Our code does not call wandb.log() directly. Instead, we pre-init a W&B run before model.train() so Ultralytics' built-in callback picks up the active run and routes everything through it.
# train_apex.py:238 — pre-init pattern
def _wandb_begin(project: str, run_name: str):
if _env_str("AIGP_WANDB", "1") != "1":
return None
try:
import wandb
return wandb.init(project=project, name=run_name, reinit=True)
except Exception as e:
print(f" [W&B] init skipped ({e})")
return None
Inside YOLO.train(), Ultralytics' callbacks/wb.py hooks fire. Each callback grabs the file path written by plot_images(), wraps it in wandb.Image(), and logs it via wandb.log({"train_batch": wandb.Image(path)}, step=epoch).
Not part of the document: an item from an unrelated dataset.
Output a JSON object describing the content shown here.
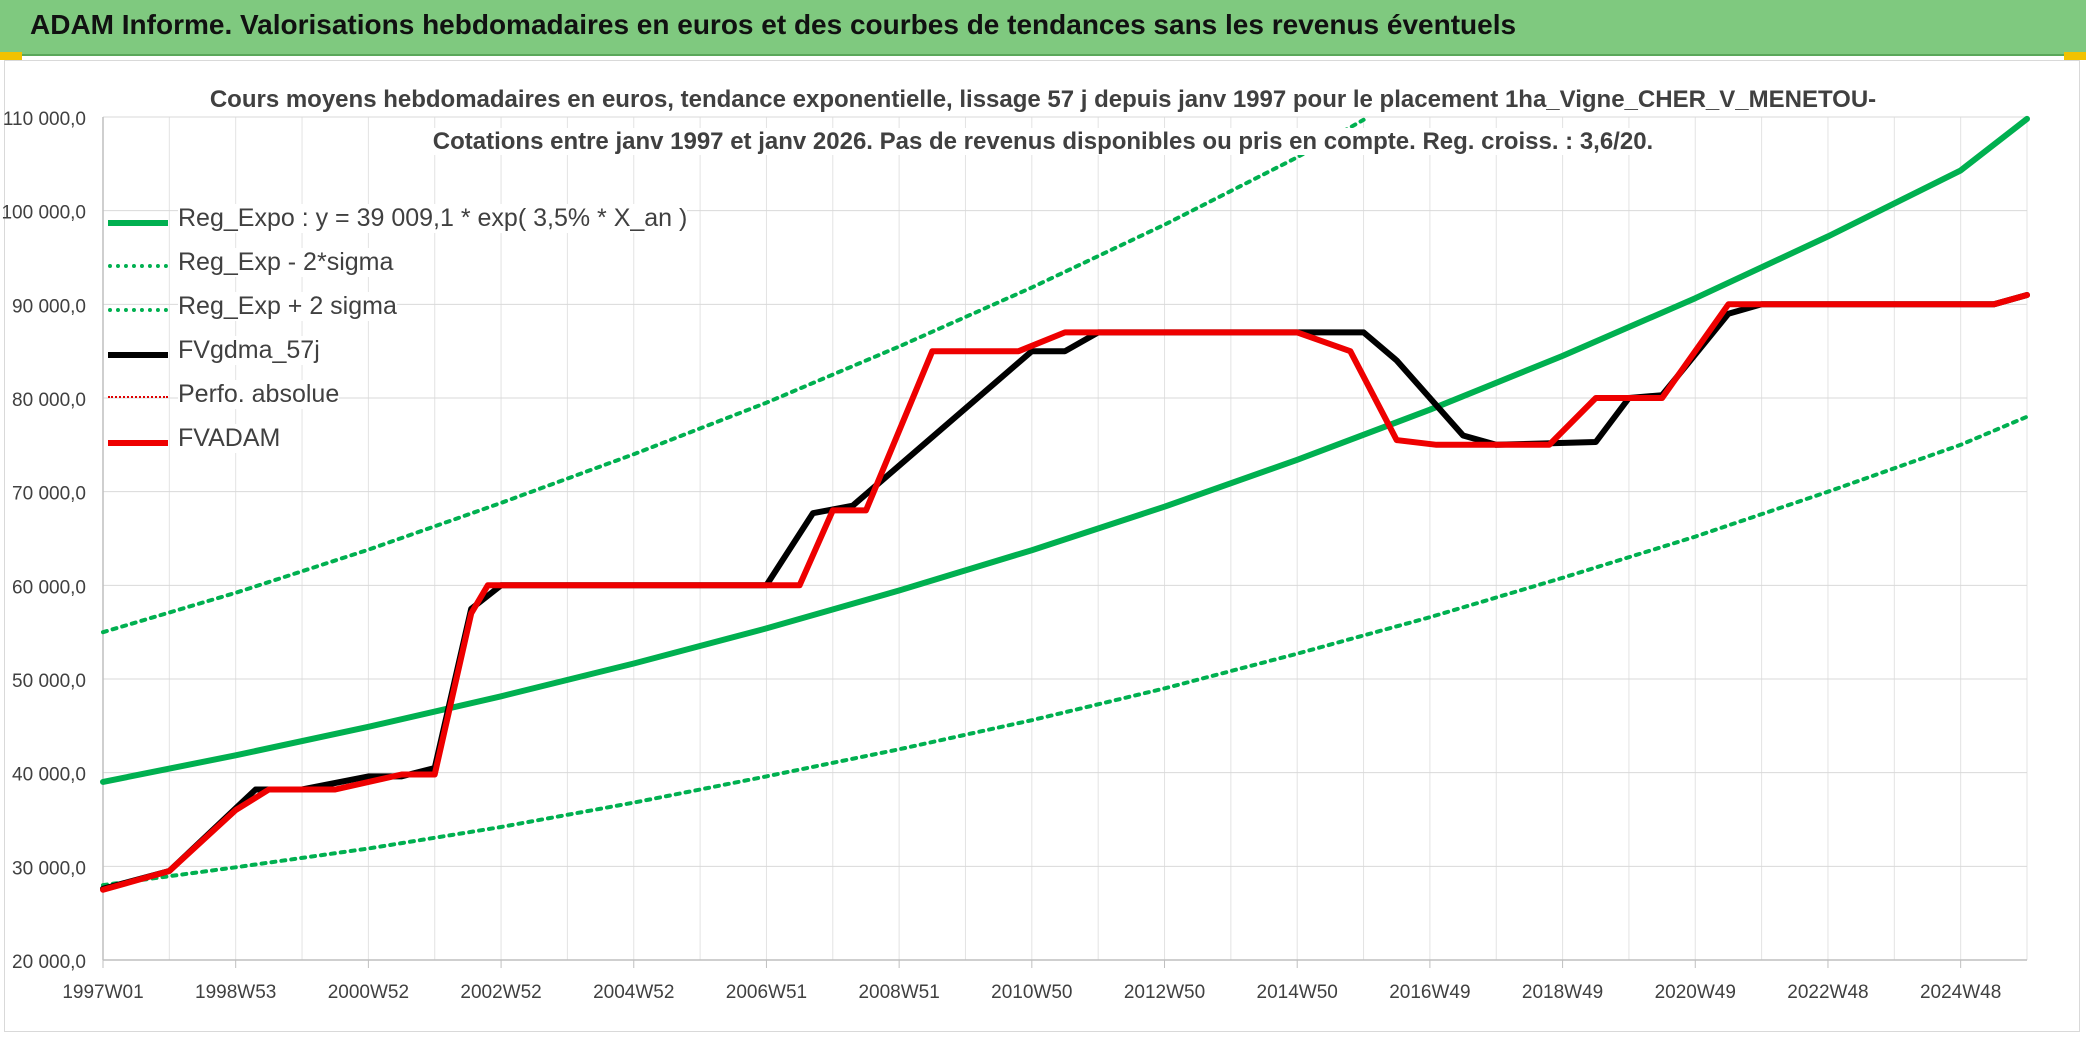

The pre-init dance exists because of an old bug: Ultralytics 8.4.32 on Windows crashed when its W&B callback tried to parse paths containing the : in drive letters (C:\Users\...). Pre-initing means the callback finds an existing run instead of creating one with the buggy path-parsing code path.
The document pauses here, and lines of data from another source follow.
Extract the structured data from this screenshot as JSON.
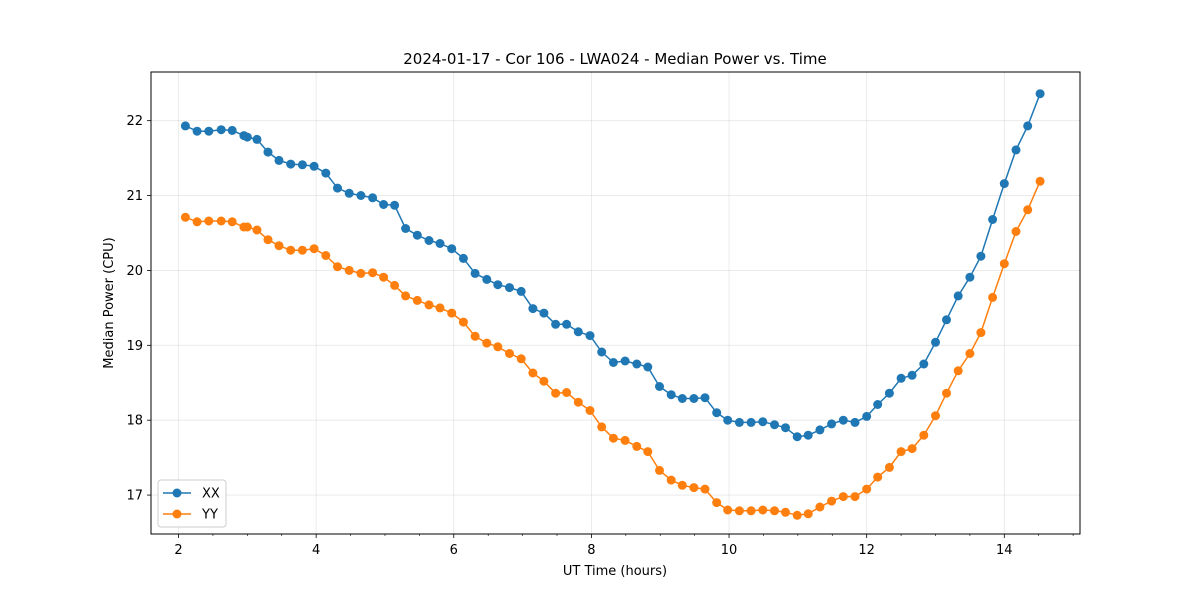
{
  "chart_data": {
    "type": "line",
    "title": "2024-01-17 - Cor 106 - LWA024 - Median Power vs. Time",
    "xlabel": "UT Time (hours)",
    "ylabel": "Median Power (CPU)",
    "xlim": [
      1.6,
      15.1
    ],
    "ylim": [
      16.48,
      22.65
    ],
    "xticks": [
      2,
      4,
      6,
      8,
      10,
      12,
      14
    ],
    "xtick_labels": [
      "2",
      "4",
      "6",
      "8",
      "10",
      "12",
      "14"
    ],
    "yticks": [
      17,
      18,
      19,
      20,
      21,
      22
    ],
    "ytick_labels": [
      "17",
      "18",
      "19",
      "20",
      "21",
      "22"
    ],
    "grid": true,
    "legend_position": "lower-left",
    "x": [
      2.1,
      2.27,
      2.44,
      2.62,
      2.78,
      2.95,
      3.0,
      3.14,
      3.3,
      3.46,
      3.63,
      3.8,
      3.97,
      4.14,
      4.31,
      4.48,
      4.65,
      4.82,
      4.98,
      5.14,
      5.3,
      5.47,
      5.64,
      5.8,
      5.97,
      6.14,
      6.31,
      6.48,
      6.64,
      6.81,
      6.98,
      7.15,
      7.31,
      7.48,
      7.64,
      7.81,
      7.98,
      8.15,
      8.32,
      8.49,
      8.66,
      8.82,
      8.99,
      9.16,
      9.32,
      9.49,
      9.65,
      9.82,
      9.98,
      10.15,
      10.32,
      10.49,
      10.66,
      10.82,
      10.99,
      11.15,
      11.32,
      11.49,
      11.66,
      11.83,
      12.0,
      12.16,
      12.33,
      12.5,
      12.66,
      12.83,
      13.0,
      13.16,
      13.33,
      13.5,
      13.66,
      13.83,
      14.0,
      14.17,
      14.34,
      14.52
    ],
    "series": [
      {
        "name": "XX",
        "color": "#1f77b4",
        "values": [
          21.93,
          21.86,
          21.86,
          21.88,
          21.87,
          21.8,
          21.78,
          21.75,
          21.58,
          21.47,
          21.42,
          21.41,
          21.39,
          21.3,
          21.1,
          21.03,
          21.0,
          20.97,
          20.88,
          20.87,
          20.56,
          20.47,
          20.4,
          20.36,
          20.29,
          20.16,
          19.96,
          19.88,
          19.81,
          19.77,
          19.72,
          19.49,
          19.43,
          19.28,
          19.28,
          19.18,
          19.13,
          18.91,
          18.77,
          18.79,
          18.75,
          18.71,
          18.45,
          18.34,
          18.29,
          18.29,
          18.3,
          18.1,
          18.0,
          17.97,
          17.97,
          17.98,
          17.94,
          17.9,
          17.78,
          17.8,
          17.87,
          17.95,
          18.0,
          17.97,
          18.05,
          18.21,
          18.36,
          18.56,
          18.6,
          18.75,
          19.04,
          19.34,
          19.66,
          19.91,
          20.19,
          20.68,
          21.16,
          21.61,
          21.93,
          22.36
        ]
      },
      {
        "name": "YY",
        "color": "#ff7f0e",
        "values": [
          20.71,
          20.65,
          20.66,
          20.66,
          20.65,
          20.58,
          20.58,
          20.54,
          20.41,
          20.33,
          20.27,
          20.27,
          20.29,
          20.2,
          20.05,
          20.0,
          19.96,
          19.97,
          19.91,
          19.8,
          19.66,
          19.6,
          19.54,
          19.5,
          19.43,
          19.31,
          19.12,
          19.03,
          18.98,
          18.89,
          18.82,
          18.63,
          18.52,
          18.36,
          18.37,
          18.24,
          18.13,
          17.91,
          17.76,
          17.73,
          17.65,
          17.58,
          17.33,
          17.2,
          17.13,
          17.1,
          17.08,
          16.9,
          16.8,
          16.79,
          16.79,
          16.8,
          16.79,
          16.77,
          16.73,
          16.75,
          16.84,
          16.92,
          16.98,
          16.98,
          17.08,
          17.24,
          17.37,
          17.58,
          17.62,
          17.8,
          18.06,
          18.36,
          18.66,
          18.89,
          19.17,
          19.64,
          20.09,
          20.52,
          20.81,
          21.19
        ]
      }
    ]
  }
}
site-packages/ultralytics/utils/callbacks/wb.py. Functions on_pretrain_routine_start, on_fit_epoch_end, on_train_end.
For a run named apex_yolo11n in project aigp-gate-detector, the URL is:
https://wandb.ai/<your-username>/aigp-gate-detector/runs/<auto-id>
| Tab | What you see |
|---|---|
| Overview | config, command, system info, summary metrics |
| Charts | scalar metrics over time (mAP, losses) |
| Media | all uploaded images, with epoch slider |
| Files | raw artifact list — every uploaded file by name |
| Logs | captured stdout from the training process |
| System | GPU mem, util, temps, CPU, network — also auto-uploaded |
dataset_gates_dcl_web/ were harvested from public DCL videos; they're not original content. Uploading them to a private W&B project for training-monitoring purposes is fair-use territory. Making the project public would re-publish those frames — keep it private unless you've checked rights.
set AIGP_WANDB=0
python train_apex.py detector --dataset dataset_gates_mega --epochs 200
Reads AIGP_WANDB at train_apex.py:239. 0 skips wandb.init(); nothing leaves the box.
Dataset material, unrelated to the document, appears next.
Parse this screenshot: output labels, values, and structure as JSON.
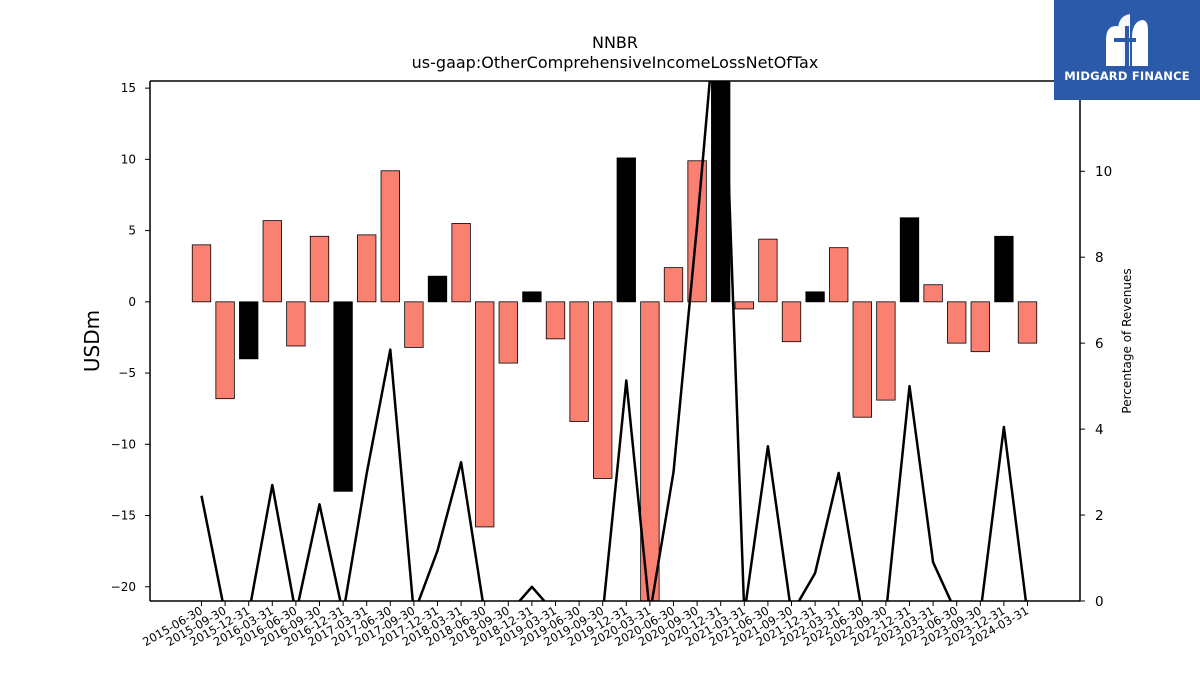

Set WANDB_LOG_MODEL=false and edit your run's settings. Or set Ultralytics' plots=False training arg — this prevents the JPGs from being written, so the callback has nothing to upload.
# Edit train_apex.py call site:
results = m.train(..., plots=False, ...)
set WANDB_MODE=offline
python train_apex.py detector ...
Run is recorded to ./wandb/offline-run-<ts>/. To upload later: wandb sync wandb/offline-run-*. To never upload: just leave it on disk.
python train_apex.py detector \
--dataset my_private_dataset \
--wandb-project aigp-private-research
Use a separate, locked-down project for runs you want isolated from your main dashboard.
The wandb/ directory in this repo (gitignored, but on disk) contains every run's local copy. Check wandb/run-<ts>/files/media/images/ to see exactly what shipped. Same content as the W&B server, byte-for-byte.
Mosaics are at imgsz (default 640 px) per cell — so a 4×4 mosaic is 2560×2560 px. That's the same fidelity as your training pipeline saw. They're saved at JPEG quality 95 by Ultralytics' plot_images(). Not thumbnails.
By default, no. Set WANDB_LOG_MODEL=true if you want them uploaded as W&B artifacts. We don't, because models live in models/latest/ with our own backup/promote rotation.
No. Phase 3 (PPO) doesn't use W&B at all in our wiring. Metrics there go to TensorBoard (output/apex_policy/tb_apex/) and the new live Rich dashboard. Stay-local-only.
RF-DETR uses its own roboflow.deploy() path and is not currently wired to W&B in train_apex.py. If you add it, it would log via the same Ultralytics-style callback pattern.
Edit Ultralytics' default val_batches=3. There's no clean kwarg — patch the source or set cfg.val.plots hooks. Most teams find 3 mosaics × 16 images = 48 val images per epoch is plenty for visual eyeballing.
Cross-refs: training runbook · model eval dashboard · related code: train_apex.py:236-260, train_apex.py:413, train_apex.py:620.